On May 5, 2026, Goldman Sachs' commodity team issued a research report stating that, driven by AI development, the actual electricity demand of US data centers will reach 66GW in 2027, accounting for 8.50% of the total peak electricity demand in the United States during the summer season.

Based on the data from the third-party institution Aterio, Goldman Sachs calculated that the planned installed capacity of US data centers in 2026 and 2027 will reach 19GW and 69GW, respectively. Considering factors such as developers' multi-location strategy, supply chain bottlenecks, and labor shortages, Goldman Sachs discounted the planned capacity. After adjustment, it is expected that the actual new capacity in 2026 will be 13.6GW, and in 2027 it will be 36GW. Based on the historical average capacity utilization rate of 70.00%, the actual effective electricity demand in 2027 will be 66GW.

This forecast is higher than the US Department of Energy's forecast range of 30 to 55GW. Goldman Sachs pointed out that data center locations are shifting towards regions with abundant electricity. With the safety line of 15.00% for effective spare generation capacity in summer, the US power grid will differentiate.

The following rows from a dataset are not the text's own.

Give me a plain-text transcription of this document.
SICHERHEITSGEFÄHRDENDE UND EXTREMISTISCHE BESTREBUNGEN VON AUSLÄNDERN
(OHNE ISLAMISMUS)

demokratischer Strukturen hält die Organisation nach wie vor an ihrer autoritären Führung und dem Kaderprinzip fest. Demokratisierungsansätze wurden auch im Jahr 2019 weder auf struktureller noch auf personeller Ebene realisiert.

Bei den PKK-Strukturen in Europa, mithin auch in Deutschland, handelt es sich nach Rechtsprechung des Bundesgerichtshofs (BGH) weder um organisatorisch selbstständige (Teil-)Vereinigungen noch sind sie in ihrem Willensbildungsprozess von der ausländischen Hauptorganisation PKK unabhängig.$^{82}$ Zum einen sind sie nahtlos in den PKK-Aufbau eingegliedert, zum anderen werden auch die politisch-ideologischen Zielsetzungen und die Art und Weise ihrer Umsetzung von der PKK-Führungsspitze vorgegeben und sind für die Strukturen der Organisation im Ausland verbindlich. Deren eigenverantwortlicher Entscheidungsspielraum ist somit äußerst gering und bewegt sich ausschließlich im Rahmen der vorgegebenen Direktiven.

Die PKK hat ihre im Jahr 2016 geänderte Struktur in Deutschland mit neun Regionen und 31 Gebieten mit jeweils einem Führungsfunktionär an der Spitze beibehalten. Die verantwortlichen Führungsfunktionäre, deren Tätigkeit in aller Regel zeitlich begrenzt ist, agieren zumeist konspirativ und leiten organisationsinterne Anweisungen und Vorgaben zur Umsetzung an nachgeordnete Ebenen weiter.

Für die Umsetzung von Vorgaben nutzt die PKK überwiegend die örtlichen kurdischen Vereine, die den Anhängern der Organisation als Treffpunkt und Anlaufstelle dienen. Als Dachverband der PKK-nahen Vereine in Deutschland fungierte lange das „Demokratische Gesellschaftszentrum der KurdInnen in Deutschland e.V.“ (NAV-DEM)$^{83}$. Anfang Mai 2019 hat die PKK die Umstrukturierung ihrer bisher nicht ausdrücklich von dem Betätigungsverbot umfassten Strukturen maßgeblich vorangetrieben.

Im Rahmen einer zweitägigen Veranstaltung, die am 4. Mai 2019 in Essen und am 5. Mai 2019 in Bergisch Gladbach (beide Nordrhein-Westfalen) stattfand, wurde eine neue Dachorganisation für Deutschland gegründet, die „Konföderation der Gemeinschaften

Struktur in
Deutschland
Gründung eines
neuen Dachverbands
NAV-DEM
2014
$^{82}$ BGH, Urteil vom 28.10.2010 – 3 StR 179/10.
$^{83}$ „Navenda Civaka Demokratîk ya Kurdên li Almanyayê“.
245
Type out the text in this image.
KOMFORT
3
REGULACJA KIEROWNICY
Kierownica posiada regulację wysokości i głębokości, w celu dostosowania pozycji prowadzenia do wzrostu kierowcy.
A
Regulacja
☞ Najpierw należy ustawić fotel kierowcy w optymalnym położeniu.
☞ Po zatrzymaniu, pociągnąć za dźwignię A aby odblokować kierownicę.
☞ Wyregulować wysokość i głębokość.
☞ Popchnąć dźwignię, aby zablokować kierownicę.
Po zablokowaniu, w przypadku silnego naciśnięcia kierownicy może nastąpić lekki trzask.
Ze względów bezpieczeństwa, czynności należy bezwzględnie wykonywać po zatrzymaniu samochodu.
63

Regions such as the Mid-Atlantic (PJM) will see spare capacity drop below the red line, facing the risk of being refused to connect to the grid; places like Texas (ERCOT), due to the expansion of generation capacity, have a relatively relaxed supply and demand situation.

The commodity team at Goldman Sachs advises investors to adopt a regional hedging strategy, going long on the electricity prices in structurally scarce regions such as the Mid-Atlantic, while guarding against the risk of electricity price decline in regions like Texas due to rapid expansion of power generation.

Content is for reference only, not financial advice.